Wright also tried to search the polls and google lists, but nothing came of it until he turned to the local newspaper La Cañada Valley Sun. They published a story about the discovery of Wright and Taylor, now the Supreme Court judge in San Diego, relatives and friends began to call.
Taylor said that on the day he buried the letter, he traveled with a scout squad. The boy decided to independently climb an unknown peak with a height of 12,000 feet; it was not marked on his boy scout map. He also said that it was his father who instilled in him the habit of leaving messages so that someone would find them.
Two women became pen-friends by finding a letter in a bottle sent 40 years ago.
Rosalind Hirs met her friend from the United States 40 years ago after finding her letter in a bottle on the beach.The American Sandra Morris threw a letter into the ocean from a ship and brought it to shore in Margam (South Wales). Women, both of whom are already 48 years old, are still in correspondence.
Eyck Viking was a lonely Swedish sailor who decided to put the responsibility of finding his “half” into the wild. He wrote a simple letter with the address of the “Faraway Beauty,” cooed it into a bottle and threw it into the sea in the hope that the young woman would find the message and become his wife.
Two years later, in 1958, Eyck was amazed to receive a letter from a girl from Sicily named Paolina. She wrote: "I am not a beauty, but it seems like a miracle how a small bottle was in my hands, so I decided to answer you." The guy and the young lady began to correspond and a year later, Eyck came to Sicily to take Paolina as his wife.
The Tale of the Fisherman and the Bottle
It was 1999. Fisherman Steve Gowan, as usual in the mornings, dragged a seine from the sea. Something got tangled in the networks, noted Steve. Something turned out to be a bottle, very old and containing two letters written by ordinary Thomas Hughes and dated September 9, 1914. In one of the letters there was a request to send the second message to the wife of a soldier, Elizabeth.A simple love letter from a draftee sailing to France to fight in the First World civilization attempt to commit suicide.

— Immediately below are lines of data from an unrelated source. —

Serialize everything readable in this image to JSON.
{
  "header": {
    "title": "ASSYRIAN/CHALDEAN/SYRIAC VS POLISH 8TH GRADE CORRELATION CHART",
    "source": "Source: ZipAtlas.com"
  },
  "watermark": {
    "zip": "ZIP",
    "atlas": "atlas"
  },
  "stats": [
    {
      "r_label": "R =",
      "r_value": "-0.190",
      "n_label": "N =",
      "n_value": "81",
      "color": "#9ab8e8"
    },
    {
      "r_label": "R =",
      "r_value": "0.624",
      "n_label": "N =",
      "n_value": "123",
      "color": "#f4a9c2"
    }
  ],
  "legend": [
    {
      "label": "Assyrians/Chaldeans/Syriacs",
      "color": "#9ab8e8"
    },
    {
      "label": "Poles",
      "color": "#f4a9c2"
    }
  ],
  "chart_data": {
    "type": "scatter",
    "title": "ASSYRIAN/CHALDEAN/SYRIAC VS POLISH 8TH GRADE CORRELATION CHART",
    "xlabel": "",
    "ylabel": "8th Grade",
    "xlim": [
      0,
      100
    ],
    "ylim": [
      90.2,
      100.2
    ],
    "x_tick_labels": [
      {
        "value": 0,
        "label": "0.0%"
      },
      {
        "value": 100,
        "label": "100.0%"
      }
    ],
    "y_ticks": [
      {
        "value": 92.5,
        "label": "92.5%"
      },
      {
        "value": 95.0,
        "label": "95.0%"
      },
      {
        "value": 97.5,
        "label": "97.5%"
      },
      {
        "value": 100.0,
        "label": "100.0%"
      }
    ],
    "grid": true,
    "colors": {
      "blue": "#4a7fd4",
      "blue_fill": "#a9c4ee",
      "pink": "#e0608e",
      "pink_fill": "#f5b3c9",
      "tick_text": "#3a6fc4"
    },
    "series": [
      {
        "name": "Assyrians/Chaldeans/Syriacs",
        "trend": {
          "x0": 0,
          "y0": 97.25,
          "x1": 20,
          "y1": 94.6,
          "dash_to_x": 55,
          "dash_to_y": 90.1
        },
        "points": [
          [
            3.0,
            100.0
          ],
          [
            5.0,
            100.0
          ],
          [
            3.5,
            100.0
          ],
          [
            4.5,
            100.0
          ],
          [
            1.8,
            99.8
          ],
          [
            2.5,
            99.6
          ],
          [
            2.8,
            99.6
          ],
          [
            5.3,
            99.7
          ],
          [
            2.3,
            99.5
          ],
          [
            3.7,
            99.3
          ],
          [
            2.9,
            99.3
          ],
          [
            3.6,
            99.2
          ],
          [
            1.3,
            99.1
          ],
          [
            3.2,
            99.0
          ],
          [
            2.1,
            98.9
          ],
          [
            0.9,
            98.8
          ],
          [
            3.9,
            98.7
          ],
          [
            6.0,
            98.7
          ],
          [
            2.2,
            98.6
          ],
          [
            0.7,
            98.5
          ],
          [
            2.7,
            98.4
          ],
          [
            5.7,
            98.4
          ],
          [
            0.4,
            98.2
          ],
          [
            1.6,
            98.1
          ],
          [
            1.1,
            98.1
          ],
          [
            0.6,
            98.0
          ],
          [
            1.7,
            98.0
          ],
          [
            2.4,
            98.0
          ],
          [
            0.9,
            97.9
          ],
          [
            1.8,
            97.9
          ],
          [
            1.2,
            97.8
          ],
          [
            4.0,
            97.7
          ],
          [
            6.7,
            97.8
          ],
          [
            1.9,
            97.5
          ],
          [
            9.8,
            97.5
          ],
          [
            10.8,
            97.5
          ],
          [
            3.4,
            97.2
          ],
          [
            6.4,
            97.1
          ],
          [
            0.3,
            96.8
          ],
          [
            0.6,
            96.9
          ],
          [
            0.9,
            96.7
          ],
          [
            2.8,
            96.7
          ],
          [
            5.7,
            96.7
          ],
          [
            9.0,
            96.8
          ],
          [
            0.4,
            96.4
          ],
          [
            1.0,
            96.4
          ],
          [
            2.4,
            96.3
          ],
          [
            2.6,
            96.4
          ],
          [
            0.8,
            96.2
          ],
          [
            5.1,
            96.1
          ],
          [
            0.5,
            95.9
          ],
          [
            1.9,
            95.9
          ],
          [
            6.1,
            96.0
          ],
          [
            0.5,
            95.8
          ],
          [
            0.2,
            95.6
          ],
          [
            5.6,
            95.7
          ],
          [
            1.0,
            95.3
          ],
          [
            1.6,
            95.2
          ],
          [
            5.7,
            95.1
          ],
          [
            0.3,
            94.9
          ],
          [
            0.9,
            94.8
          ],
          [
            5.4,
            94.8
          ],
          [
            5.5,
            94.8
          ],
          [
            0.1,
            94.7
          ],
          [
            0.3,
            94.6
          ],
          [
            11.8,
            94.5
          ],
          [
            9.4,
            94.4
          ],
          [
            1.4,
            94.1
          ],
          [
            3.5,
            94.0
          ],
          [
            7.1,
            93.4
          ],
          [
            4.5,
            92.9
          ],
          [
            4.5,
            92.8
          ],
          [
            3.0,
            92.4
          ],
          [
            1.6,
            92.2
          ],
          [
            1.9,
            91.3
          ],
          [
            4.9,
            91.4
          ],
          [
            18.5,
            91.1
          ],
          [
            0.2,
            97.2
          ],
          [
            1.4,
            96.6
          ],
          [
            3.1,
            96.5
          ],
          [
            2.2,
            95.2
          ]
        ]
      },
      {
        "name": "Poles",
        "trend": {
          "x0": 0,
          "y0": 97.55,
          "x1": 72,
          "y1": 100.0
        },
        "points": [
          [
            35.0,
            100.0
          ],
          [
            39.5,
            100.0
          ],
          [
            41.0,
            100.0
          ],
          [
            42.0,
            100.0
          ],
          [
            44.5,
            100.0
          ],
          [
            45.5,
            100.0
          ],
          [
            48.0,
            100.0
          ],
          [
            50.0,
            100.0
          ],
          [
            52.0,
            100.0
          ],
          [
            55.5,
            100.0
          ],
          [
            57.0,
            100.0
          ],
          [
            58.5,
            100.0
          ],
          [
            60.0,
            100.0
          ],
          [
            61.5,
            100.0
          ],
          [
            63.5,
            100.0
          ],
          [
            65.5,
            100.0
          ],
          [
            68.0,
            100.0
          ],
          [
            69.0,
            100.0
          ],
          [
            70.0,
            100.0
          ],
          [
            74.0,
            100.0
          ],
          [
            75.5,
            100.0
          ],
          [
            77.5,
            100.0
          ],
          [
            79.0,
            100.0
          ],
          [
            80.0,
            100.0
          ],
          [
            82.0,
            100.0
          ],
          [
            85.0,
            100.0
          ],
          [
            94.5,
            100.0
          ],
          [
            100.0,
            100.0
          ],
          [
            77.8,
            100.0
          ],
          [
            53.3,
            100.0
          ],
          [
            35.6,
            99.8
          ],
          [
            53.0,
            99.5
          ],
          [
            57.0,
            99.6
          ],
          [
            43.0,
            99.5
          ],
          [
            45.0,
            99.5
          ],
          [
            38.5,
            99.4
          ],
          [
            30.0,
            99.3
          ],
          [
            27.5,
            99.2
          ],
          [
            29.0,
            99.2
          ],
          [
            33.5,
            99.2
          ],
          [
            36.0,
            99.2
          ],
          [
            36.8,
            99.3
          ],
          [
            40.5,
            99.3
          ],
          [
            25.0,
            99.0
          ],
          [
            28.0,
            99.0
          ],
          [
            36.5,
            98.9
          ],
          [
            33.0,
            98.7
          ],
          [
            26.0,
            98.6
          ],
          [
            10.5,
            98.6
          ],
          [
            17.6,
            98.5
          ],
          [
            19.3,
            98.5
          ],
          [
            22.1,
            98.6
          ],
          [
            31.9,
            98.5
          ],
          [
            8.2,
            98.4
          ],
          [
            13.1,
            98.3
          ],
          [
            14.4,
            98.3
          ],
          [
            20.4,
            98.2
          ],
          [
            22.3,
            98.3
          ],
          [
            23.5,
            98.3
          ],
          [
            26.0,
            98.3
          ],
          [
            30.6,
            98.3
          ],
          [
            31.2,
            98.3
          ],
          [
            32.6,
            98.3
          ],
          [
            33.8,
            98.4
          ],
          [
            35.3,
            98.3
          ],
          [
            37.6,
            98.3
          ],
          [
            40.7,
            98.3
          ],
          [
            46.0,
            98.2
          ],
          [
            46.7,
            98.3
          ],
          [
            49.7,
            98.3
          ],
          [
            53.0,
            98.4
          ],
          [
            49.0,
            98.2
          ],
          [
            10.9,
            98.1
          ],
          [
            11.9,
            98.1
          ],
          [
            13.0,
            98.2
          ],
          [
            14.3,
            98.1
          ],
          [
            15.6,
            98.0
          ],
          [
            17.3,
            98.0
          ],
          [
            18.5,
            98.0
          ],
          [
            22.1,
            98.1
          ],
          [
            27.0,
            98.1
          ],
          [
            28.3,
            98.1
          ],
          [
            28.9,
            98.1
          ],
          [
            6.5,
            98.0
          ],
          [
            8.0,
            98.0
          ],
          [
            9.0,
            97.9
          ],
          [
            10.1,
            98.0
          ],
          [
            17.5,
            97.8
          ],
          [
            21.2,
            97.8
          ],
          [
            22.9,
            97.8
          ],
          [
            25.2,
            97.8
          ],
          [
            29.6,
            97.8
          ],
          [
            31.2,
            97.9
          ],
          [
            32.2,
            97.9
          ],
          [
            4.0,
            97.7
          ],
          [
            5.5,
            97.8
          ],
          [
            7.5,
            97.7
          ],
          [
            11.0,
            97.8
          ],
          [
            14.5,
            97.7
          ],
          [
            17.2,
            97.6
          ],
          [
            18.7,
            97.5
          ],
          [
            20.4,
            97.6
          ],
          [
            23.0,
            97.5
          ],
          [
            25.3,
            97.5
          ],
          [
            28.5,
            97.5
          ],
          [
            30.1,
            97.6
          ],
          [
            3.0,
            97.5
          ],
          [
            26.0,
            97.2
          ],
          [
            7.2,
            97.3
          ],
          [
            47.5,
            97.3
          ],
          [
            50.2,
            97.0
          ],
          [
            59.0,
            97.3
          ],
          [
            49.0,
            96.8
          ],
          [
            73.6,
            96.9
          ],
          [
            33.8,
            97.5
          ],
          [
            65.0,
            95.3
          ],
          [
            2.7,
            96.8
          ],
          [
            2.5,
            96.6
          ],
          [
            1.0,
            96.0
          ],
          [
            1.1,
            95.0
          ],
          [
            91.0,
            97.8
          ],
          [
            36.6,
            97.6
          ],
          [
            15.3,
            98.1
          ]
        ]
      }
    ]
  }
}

After reading the letters, Gowen felt a high personal responsibility. It is clear that Mrs. Hughes died, the fisherman mused, but heirs remained. Rozyskom which Steve and took up. He soon learned that Thomas and Elizabeth have a daughter, Emily, who lives and lives in Auckland (New Zealand).
Alas, Tom Hughes himself fell in battle a couple of days after sending bottle mail. Emily in 1914 was only two years old, and she absolutely did not remember her own father. Only the stories of the mother and the posthumous awards reminded her of Pope Tom.
Steve Gowan contacted New Zealand's postal service, and she agreed to pay for his flight to the country so that Steve could hand over bottle letters to his aged daughter Hughes.
Emily was very pleased. And that is modestly said.